One of Michigan’s most ornate theater venues — the Ramsdell Theatre in Manistee — gets high marks for its proximity to a restored Victorian downtown and wide stretch of sandy Lake Michigan beach, as well as for the later success of those who’ve performed there. James Earl Jones credits his youthful days as a stagehand, then actor, with overcoming his notorious childhood stutter. The Manistee Civic Players will perform “Pippin” in late June and early July, “The Great American Trailer Park Musical” on several August dates and “Deathtrap” in October.
Some stages offer enough regular summer performances to meld with most any vacation schedule, other special events made even more special by the historic venue. The Calumet Theater on the Keweenaw Peninsula is among them, built in 1898 when copper mining was bringing such wealth (and so many of the wealthy class) to the community that residents decided they needed an opera house. When it opened with a Broadway touring production in 1900, some 30,000 people lived within walking distance, and today, some 65 events are performed each year.
In Marine City near Port Huron, shows at the Riverbank Theater are performed inside a one-time bank building with art deco touches. Elsewhere, youthful talent is the draw. Holland’s Hope Summer Repertory Theatre is a summer favorite for its blend of student artists and professionals, this year performing “Driving Miss Daisy,” “Annie” and more.

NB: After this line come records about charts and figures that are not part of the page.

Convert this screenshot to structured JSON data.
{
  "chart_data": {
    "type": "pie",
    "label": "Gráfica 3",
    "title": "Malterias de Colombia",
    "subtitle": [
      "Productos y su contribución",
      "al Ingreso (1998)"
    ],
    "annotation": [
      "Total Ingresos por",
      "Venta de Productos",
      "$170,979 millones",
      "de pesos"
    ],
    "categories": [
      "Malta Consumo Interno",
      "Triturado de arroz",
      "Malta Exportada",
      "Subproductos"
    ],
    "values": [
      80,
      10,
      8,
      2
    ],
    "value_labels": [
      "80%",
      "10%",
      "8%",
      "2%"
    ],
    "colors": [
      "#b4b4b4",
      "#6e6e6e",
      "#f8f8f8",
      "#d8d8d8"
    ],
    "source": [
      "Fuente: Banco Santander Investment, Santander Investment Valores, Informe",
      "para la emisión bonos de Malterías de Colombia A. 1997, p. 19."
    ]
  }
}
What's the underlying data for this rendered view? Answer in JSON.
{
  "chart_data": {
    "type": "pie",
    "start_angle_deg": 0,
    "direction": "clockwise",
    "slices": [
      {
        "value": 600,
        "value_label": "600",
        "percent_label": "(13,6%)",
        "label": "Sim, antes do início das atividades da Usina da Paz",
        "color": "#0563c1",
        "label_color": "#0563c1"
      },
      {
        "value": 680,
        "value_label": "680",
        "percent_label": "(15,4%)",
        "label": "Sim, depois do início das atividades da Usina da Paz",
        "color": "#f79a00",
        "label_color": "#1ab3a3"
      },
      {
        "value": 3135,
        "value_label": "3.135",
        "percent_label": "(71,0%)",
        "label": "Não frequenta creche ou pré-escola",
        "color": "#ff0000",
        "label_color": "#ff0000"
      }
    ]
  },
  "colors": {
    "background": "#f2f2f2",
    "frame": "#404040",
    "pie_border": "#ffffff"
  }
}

And in Sault Ste. Marie, local actors perform on the same stage on which vaudeville actors once kept audiences transfixed. The Soo Theatre is the only remaining vintage playhouse in the eastern Upper Peninsula but was for a while run as a movie theater, closing its doors in 1998 after its final showing — the movie version of the “Wizard of Oz.” Now dedicated to community performing arts, this year’s stage performances will include Robin Hood and, fittingly, “The Wizard of Oz.”